La FEB prête à lancer des class actions pour défendre des PME

A l'époque du dieselgate, seules les organisations de consommateurs pouvaient lancer une class action en Belgique. Cela a changé en 2018.

L'organisation patronale a demandé et obtenu l'agrément pour pouvoir représenter des PME dans une action en réparation collective. Elle l'a fait à titre préventif. Naguère, la FEB était opposée au principe de la class action: elle a évolué.

La Fédération des entreprises de Belgique (FEB) est venue rejoindre le petit groupe d'organisations autorisées à intenter une "class action" en Belgique. Elle vient en effet d'obtenir l'agrément ad hoc auprès de la ministre de l'Économie Nathalie Muylle (CD&V). Elle l'a fait à titre préventif, pour être prête à agir au cas où un ensemble de PME (indirectement membres de la FEB via leur fédération) le jugerait utile, et non pas pour préparer une action imminente, précise-t-on au siège de l'organisation. 

Historiquement, les actions en réparation collective d'un préjudice ("class actions") n'étaient autorisées qu'aux organisations représentant les consommateurs. C'était le sens de la loi du 1er septembre 2014. Celle-ci a été élargie en 2018 aux représentants des PME. La loi modificative du 30 mars 2018 avait prévu que les organisations interprofessionnelles siégeant au Conseil supérieur des indépendants et PME seraient d'office autorisées à procéder de la sorte. Cela concerne notamment l'Union des classes moyennes, son équivalent flamand l'Unizo ou encore le Syndicat neutre pour indépendants (SNI). Les autres organisations intéressées devaient se faire agréer. Ce qu'ont fait, depuis, Fedafin et le FVF, deux associations d'intermédiaires en services bancaires et assurances. Et c'est ce que vient de faire la FEB.

Un changement de conception

"Au départ, les organisations patronales étaient opposées à la class action, car ils la voyaient comme un danger", commente maître Laurent Arnauts, avocat spécialisé notamment dans la défense des actionnaires minoritaires.
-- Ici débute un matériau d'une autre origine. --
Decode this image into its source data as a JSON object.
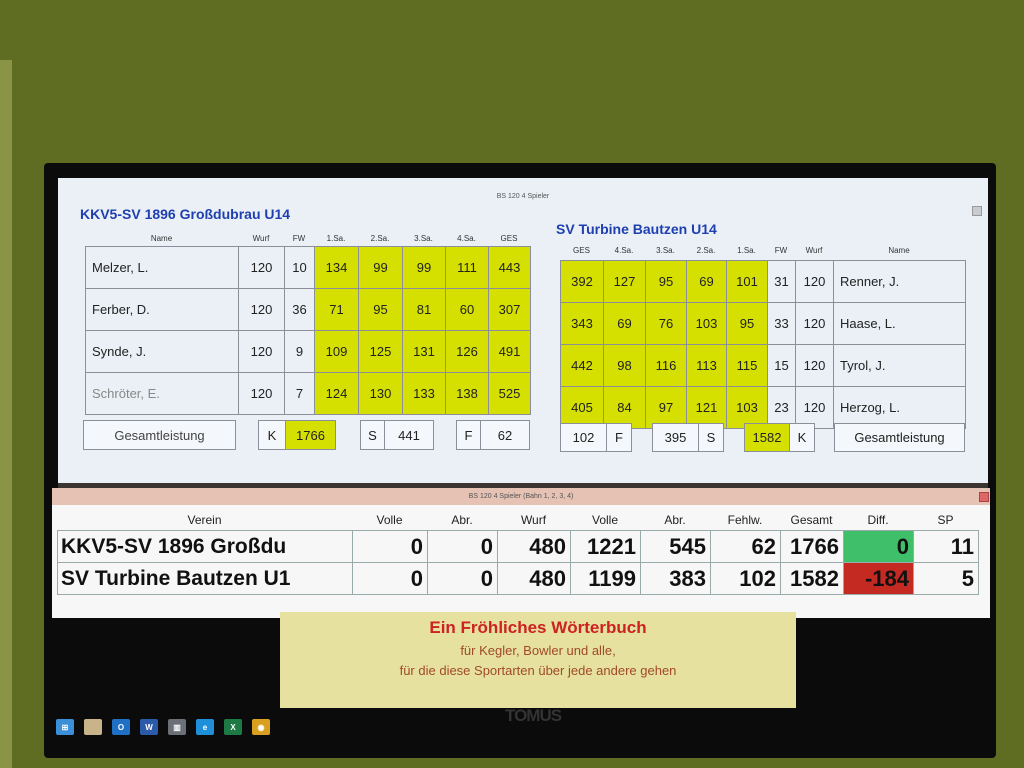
{
  "window_top": {
    "title": "BS 120 4 Spieler"
  },
  "home": {
    "team": "KKV5-SV 1896 Großdubrau U14",
    "headers": [
      "Name",
      "Wurf",
      "FW",
      "1.Sa.",
      "2.Sa.",
      "3.Sa.",
      "4.Sa.",
      "GES"
    ],
    "rows": [
      [
        "Melzer, L.",
        "120",
        "10",
        "134",
        "99",
        "99",
        "111",
        "443"
      ],
      [
        "Ferber, D.",
        "120",
        "36",
        "71",
        "95",
        "81",
        "60",
        "307"
      ],
      [
        "Synde, J.",
        "120",
        "9",
        "109",
        "125",
        "131",
        "126",
        "491"
      ],
      [
        "Schröter, E.",
        "120",
        "7",
        "124",
        "130",
        "133",
        "138",
        "525"
      ]
    ],
    "total_label": "Gesamtleistung",
    "k_label": "K",
    "k": "1766",
    "s_label": "S",
    "s": "441",
    "f_label": "F",
    "f": "62"
  },
  "away": {
    "team": "SV Turbine Bautzen U14",
    "headers": [
      "GES",
      "4.Sa.",
      "3.Sa.",
      "2.Sa.",
      "1.Sa.",
      "FW",
      "Wurf",
      "Name"
    ],
    "rows": [
      [
        "392",
        "127",
        "95",
        "69",
        "101",
        "31",
        "120",
        "Renner, J."
      ],
      [
        "343",
        "69",
        "76",
        "103",
        "95",
        "33",
        "120",
        "Haase, L."
      ],
      [
        "442",
        "98",
        "116",
        "113",
        "115",
        "15",
        "120",
        "Tyrol, J."
      ],
      [
        "405",
        "84",
        "97",
        "121",
        "103",
        "23",
        "120",
        "Herzog, L."
      ]
    ],
    "total_label": "Gesamtleistung",
    "k_label": "K",
    "k": "1582",
    "s_label": "S",
    "s": "395",
    "f_label": "F",
    "f": "102"
  },
  "window_bottom": {
    "title": "BS 120 4 Spieler (Bahn 1, 2, 3, 4)",
    "headers": [
      "Verein",
      "Volle",
      "Abr.",
      "Wurf",
      "Volle",
      "Abr.",
      "Fehlw.",
      "Gesamt",
      "Diff.",
      "SP"
    ],
    "rows": [
      [
        "KKV5-SV 1896 Großdu",
        "0",
        "0",
        "480",
        "1221",
        "545",
        "62",
        "1766",
        "0",
        "11"
      ],
      [
        "SV Turbine Bautzen U1",
        "0",
        "0",
        "480",
        "1199",
        "383",
        "102",
        "1582",
        "-184",
        "5"
      ]
    ],
    "diff_colors": [
      "#3fbf6a",
      "#c42a22"
    ]
  },
  "banner": {
    "title": "Ein Fröhliches Wörterbuch",
    "line1": "für Kegler, Bowler und alle,",
    "line2": "für die diese Sportarten über jede andere gehen",
    "logo": "TOMUS"
  },
  "taskbar": {
    "icons": [
      "windows-start-icon",
      "file-explorer-icon",
      "outlook-icon",
      "word-icon",
      "app-icon",
      "edge-icon",
      "excel-icon",
      "chrome-icon"
    ]
  },
  "colors": {
    "highlight": "#d6e000",
    "team_title": "#1f3fb0"
  }
}
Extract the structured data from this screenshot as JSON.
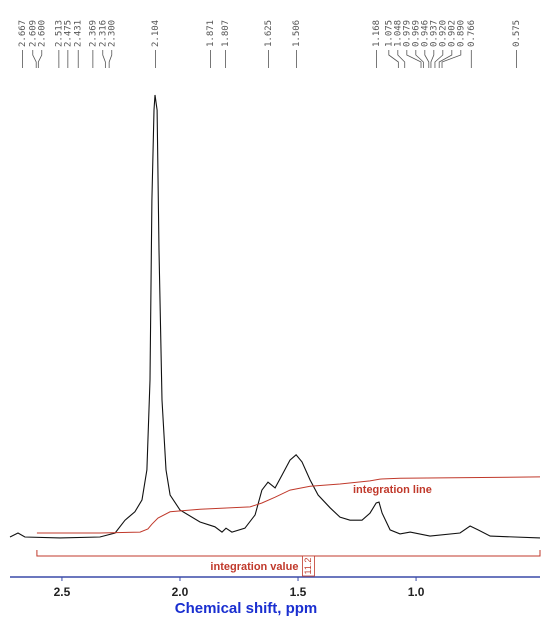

Elles se référaient aux États-Unis, où les class actions faisaient parfois valser les milliards. "Cette conception a évolué et les entreprises ont commencé à comprendre qu'elles ont elles-mêmes intérêt à ce que les règles soient respectées par les autres acteurs." Il s'agit par exemple d'éviter les distorsions de concurrence. Le plus bel exemple est le dieselgate: à l'époque où a éclaté le scandale impliquant Volkswagen, seules les organisations de consommateurs pouvaient lancer une class action en Belgique – ce qu'avait d'ailleurs fait Test-Achats.

"Au départ, les organisations patronales étaient opposées à la class action, car ils la voyaient comme un danger."
Laurent Arnauts
Avocat

"Je trouve cela très positif qu'aujourd'hui, la FEB approuve et soutienne, par cette démarche d'agrément, le mécanisme de la class action", poursuit Laurent Arnauts.

À titre préventif

À la FEB, on insiste sur le caractère préventif de la mesure. "Dès lors que la loi le permet, nous estimons qu'il n'y a pas de raison que, confrontés à des cas où il faudrait défendre un ensemble de PME, nous ne puissions pas intervenir", souligne Philippe Lambrecht, son administrateur-secrétaire général. "Nous l'avons fait dans le but de pouvoir, le cas échéant, aider nos membres. Nous nous mettons en ordre de bataille au cas où. Nous comptons énormément de PME dans nos secteurs." 

"Dès lors que la loi le permet, nous estimons qu'il n'y a pas de raison que, confrontés à des cas où il faudrait défendre un ensemble de PME, nous ne puissions pas intervenir."
Philippe Lambrecht
Administrateur-secrétaire général de la FEB

Il n'y a donc aucun dossier concret sur le feu aujourd'hui. Et les matières pour lesquelles on peut intenter une telle action sont énumérées dans le Code de droit économique: la liste reste limitative et tourne autour de deux axes, la protection des consommateurs et celle de la concurrence. La class action demeure de plus très restrictive puisqu'elle n'est ouverte qu'aux associations de consommateurs et aux organisations de PME. Ce qui renvoie à un autre combat mené par une série d'avocats: "Nous sommes favorables à l'extension de ce mécanisme afin qu'il devienne une procédure de droit commun", déclare encore Laurent Arnauts. "Il mériterait d'exister pour tous les justiciables."